在距離薊城五里外的路上他遇到了設卡計程車兵。
細問之下,秋離才知道原來薊城在一個月前發生了瘟疫,而且疫情蔓延很快,瘟疫發展到現在,已經奪走了許多城內百姓的性命,所以薊城的城主下令封鎖了薊城,並調來幽州軍,守在薊城通往各方的官道上,禁止人員出入。
醫者仁心,秋離怎麼說也是一個大夫,而且自認為醫術還不錯,遇到這種事情,他豈能一走了之,於是向關卡計程車兵表明了自己的身份,並拿出隨身攜帶的藥箱向他們證明。

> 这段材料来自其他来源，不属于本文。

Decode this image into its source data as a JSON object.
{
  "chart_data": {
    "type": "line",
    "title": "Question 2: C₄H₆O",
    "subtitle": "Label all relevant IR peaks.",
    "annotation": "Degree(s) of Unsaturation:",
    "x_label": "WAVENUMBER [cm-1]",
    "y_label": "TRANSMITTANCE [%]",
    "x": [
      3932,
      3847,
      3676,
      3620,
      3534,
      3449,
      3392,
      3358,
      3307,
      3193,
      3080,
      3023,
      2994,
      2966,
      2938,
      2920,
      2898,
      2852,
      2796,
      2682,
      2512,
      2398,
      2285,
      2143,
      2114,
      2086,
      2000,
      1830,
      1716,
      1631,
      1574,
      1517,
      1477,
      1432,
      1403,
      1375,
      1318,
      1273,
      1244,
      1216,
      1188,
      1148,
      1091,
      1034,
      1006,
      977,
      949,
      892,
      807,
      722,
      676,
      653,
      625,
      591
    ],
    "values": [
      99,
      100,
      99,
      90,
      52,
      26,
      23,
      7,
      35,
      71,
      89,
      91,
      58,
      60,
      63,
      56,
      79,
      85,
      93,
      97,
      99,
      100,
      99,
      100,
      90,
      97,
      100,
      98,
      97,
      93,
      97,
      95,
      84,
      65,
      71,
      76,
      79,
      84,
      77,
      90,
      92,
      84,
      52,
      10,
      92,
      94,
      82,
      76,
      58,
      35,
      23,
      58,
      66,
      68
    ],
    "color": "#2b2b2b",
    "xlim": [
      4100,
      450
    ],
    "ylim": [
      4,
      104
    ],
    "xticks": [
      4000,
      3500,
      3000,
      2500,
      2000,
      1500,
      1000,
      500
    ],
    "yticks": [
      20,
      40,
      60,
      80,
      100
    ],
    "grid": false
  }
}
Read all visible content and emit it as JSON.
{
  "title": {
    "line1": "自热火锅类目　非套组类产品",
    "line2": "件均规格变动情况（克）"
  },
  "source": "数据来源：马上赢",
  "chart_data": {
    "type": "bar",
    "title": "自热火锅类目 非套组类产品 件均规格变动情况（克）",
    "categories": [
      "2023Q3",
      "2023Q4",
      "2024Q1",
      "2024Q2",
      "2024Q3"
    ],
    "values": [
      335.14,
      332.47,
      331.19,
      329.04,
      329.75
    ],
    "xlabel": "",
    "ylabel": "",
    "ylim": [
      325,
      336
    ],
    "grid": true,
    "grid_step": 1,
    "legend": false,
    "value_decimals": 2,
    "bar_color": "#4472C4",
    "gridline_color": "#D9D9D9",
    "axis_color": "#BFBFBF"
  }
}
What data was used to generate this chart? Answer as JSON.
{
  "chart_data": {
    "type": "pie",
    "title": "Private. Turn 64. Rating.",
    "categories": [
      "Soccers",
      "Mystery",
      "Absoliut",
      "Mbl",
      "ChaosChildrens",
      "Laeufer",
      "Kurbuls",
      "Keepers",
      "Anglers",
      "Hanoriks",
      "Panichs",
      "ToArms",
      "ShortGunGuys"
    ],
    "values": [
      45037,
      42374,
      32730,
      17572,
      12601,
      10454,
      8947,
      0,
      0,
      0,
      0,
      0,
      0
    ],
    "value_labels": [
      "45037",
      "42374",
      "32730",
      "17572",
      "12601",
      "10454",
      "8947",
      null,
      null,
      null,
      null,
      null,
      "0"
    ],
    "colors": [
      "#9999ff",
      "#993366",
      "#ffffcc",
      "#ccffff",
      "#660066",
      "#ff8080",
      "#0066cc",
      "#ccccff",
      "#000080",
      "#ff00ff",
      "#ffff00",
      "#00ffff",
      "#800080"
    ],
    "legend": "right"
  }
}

守在關卡的將領,見他真是一名大夫,於是下令放他過去,併為他提供了一匹戰馬,讓他可以更快地抵達薊城。
秋離穿過關卡,策馬奔騰而去。
“將軍,那人看上去還是個孩子?”一個士兵有些不解將軍為何要放秋離過去。
“但他是一名大夫,不是呢?”將領望著秋離遠去的背影,目光閃爍。
昨晚,將領收到訊息,薊城的瘟疫快要控制不住了,已經有過半的百姓染疫,所以他才會輕易放秋離過去,他畢竟是一名大夫,說不定有奇蹟呢。
秋離快馬加鞭,日落之前趕到了薊城,但是城門緊閉,城牆上連個守衛都沒有。
“喂,有人嗎?我是大夫。”
“喂,有人嗎?”
“…”
秋離叫了半天門,喊得嗓子都冒煙了,可沒有任何回應,透過門縫,看到城裡的街道也是一片蕭條,毫無人煙,就在他準備轉身離開的時候,一個熟悉的聲音傳來。
“秋大夫?”
秋離回頭一看,竟然是劉柏琴,劉柏琴正一臉不可思議地看著他,因為在劉柏琴心裡,秋離已經命喪火場了。如今在這裡相遇,她怎能不驚訝,這讓她愧疚的心得到了些許安慰。
秋離再次遇見劉柏琴,內心也很是激動,“劉姑娘,你怎麼在這?”
“我是來此處理薊城瘟疫的。”劉柏琴坦言道。
“你處理?”秋離一臉驚詫,他想不通劉柏琴只是書院的弟子,又不會醫術,她要如何處理瘟疫呢。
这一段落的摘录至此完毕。